Bignums anno 1864

Niels Möller nisse at lysator.liu.se
Sun Apr 24 12:35:29 CEST 2022


Hi,

I was looking up what wikipedia says about Karatsuba multiplikation, and
found a rather interesting reference to Charles Babbage,

https://archive.org/details/bub_gb_Fa1JAAAAMAAJ/page/125/mode/2up

  Since every calculating machine must be constructed for the
  calculation of a definite number of figures, the first datum must be
  to fix upon that number. In order to be somewhat in advance of the
  greatest number that may ever be required, I chose fifty places of
  figures for the Analytical Engine. The intention being that in such a
  machine two numbers, each of fifty places of figures, might be
  multiplied together and the resultant product of one hundred figures
  might then be divided by another number of fifty places. It seems to
  me probably that a long period must elapse before the demands of
  science will exceed this limit.

50 digits corresponds to roughly 166 digits, so he went for much higher
precision than present-day 64-bit floating point.
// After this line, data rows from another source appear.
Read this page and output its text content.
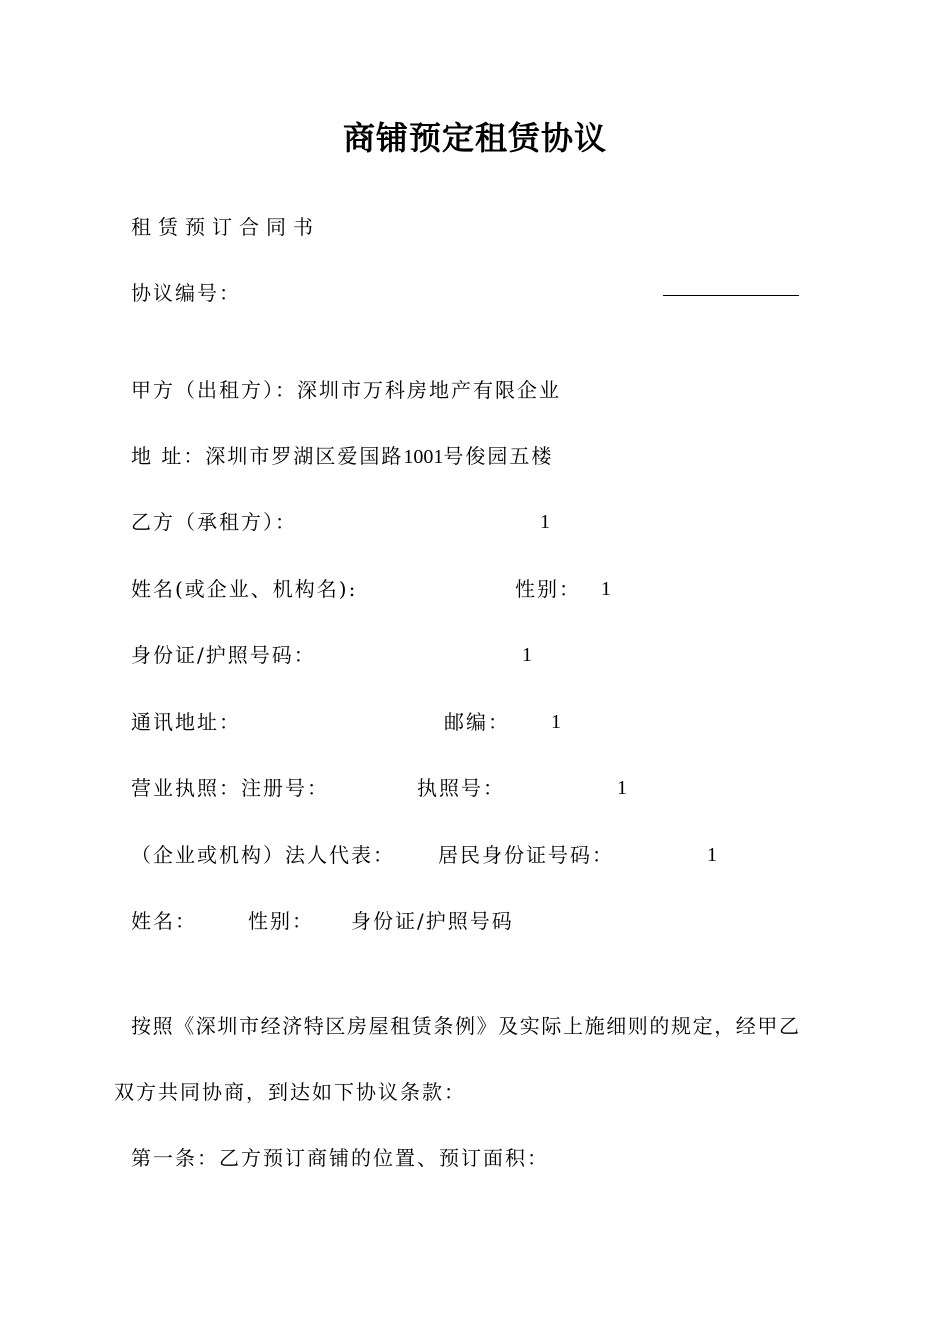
商铺预定租赁协议
租赁预订合同书
协议编号：
甲方（出租方）：深圳市万科房地产有限企业
地 址：深圳市罗湖区爱国路1001号俊园五楼
乙方（承租方）：	1
姓名(或企业、机构名):	性别： 1
身份证/护照号码：	1
通讯地址：	邮编： 1
营业执照：注册号：	执照号：	1
（企业或机构）法人代表： 居民身份证号码：	1
姓名：	性别： 身份证/护照号码
按照《深圳市经济特区房屋租赁条例》及实际上施细则的规定，经甲乙
双方共同协商，到达如下协议条款：
第一条：乙方预订商铺的位置、预订面积：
And then we get to
bignums, where he describes how to do multiprecision operations, e.g,
multiply of 100-digit numbers using four 50-digit multiply operations,
and concludes:

  Thus it appears that whatever may be the number of digits the
  Analytical Engine is capable of holding, if it is required to make all
  the computations with $k$ times that number of digits, then it can be
  executed by the same engine, but in an amount of time equal to $k^2$
  times the former.

It seems estimated computation speed "Supposing the velocity of the
moving parts of the engine be not greater then forty feet per minute"
(0.2 m/s) was one second per addition, one minute per multiplication,
all operating on 50-digit values.

Regards,
/Niels

-- 
Niels Möller. PGP key CB4962D070D77D7FCB8BA36271D8F1FF368C6677.